The study, “Targeting DHX9 Triggers Tumor-Intrinsic Interferon Response and Replication Stress in Small Cell Lung Cancer,” was published in Cancer Discovery, a journal of the American Association for Cancer Research.
“It sensitized these tumors to immunotherapy, which is really promising, especially for small cell lung cancer, which has been quite resistant, in general, to any kind of treatment,” said Israel Cañadas, PhD, an Assistant Professor in the Nuclear Dynamics and Cancer Research Program at Fox Chase and the study’s lead author. It’s a major step toward finding new treatment options for a disease that currently has a five-year survival rate of less than 5%.
Small cell lung cancer causes so-called “cold” tumors that can’t be detected by the immune system. This not only allows them to evade the body’s natural immune defenses, it also makes immunotherapy ineffective.
For the new study, researchers looked at using a technique called viral mimicry to turn these cold tumors “hot,” making it possible for immune cells to detect and target them. Viral mimicry involves inducing a reaction in cancer cells that appears similar to a viral infection, which attracts the attention of the immune system.
Using genetic screening of lung cancer cells, researchers found that a gene called DHX9 suppressed levels of dsRNA, an immune-signaling molecule. This finding was especially interesting, because DHX9 is highly expressed in small cell lung cancer compared to other tumor types.
When researchers genetically depleted DHX9 in the cancer cells in the lab, levels of dsRNA significantly increased and immune signaling was activated. The DHX9-depleted cancer cells also accumulated large amounts of DNA-RNA hybrids called R-loops. When researchers took a closer look, they saw that these molecules were damaging the DNA of the cancer cells.

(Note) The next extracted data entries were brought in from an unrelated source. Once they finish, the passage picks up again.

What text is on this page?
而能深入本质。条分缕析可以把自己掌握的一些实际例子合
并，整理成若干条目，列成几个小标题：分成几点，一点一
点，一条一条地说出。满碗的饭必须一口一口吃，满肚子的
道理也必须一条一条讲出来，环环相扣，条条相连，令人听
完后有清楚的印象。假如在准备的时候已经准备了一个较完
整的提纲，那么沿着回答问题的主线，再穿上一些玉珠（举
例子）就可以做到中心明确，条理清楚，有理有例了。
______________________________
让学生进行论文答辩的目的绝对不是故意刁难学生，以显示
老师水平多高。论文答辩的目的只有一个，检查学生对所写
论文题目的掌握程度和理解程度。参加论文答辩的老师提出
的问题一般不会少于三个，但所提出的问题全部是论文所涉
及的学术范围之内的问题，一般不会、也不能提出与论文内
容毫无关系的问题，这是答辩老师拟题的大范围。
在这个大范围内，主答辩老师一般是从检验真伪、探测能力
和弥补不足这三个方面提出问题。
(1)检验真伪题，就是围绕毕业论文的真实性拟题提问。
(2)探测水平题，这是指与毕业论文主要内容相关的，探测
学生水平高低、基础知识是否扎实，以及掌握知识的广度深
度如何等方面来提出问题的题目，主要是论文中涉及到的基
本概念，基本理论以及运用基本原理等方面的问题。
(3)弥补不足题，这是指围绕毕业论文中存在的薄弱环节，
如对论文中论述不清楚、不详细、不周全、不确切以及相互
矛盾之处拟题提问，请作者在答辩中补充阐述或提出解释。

“We saw a very dramatic decrease in cell viability,” Cañadas said. “After knocking out DHX9 in the cancer cells, the cells died very quickly.”
“We saw a very dramatic decrease in cell viability. After knocking out DHX9 in the cancer cells, the cells died very quickly,” said Cañadas, who is also a member of the Cancer Epigenetics Institute and the Center for Immunology at Fox Chase.
Importantly, the DNA damage didn’t occur in healthy cells. Only the cancer cells died, he noted. The Fox Chase research team then tested their findings in mice. They found that when they genetically depleted DHX9 in mice with small cell lung cancer, tumor growth significantly decreased in the animals. They also found signs that the animals’ immune systems were recognizing and attacking the cancer cells.
A follow-up study looked at combining DHX9 depletion with immunotherapy. “The tumors almost disappeared and survival dramatically increased in the mice,” said Cañadas, who called the results “exciting.”
“We were surprised,” he said. “We were expecting some response, but it was really dramatic.” Researchers are now partnering with a pharmaceutical company on the development of a DHX9 inhibitor. “Our objective and dream will be to move this therapy to patients and see if this is a therapy that can work for small cell lung cancer and other cold tumors,” Cañadas said.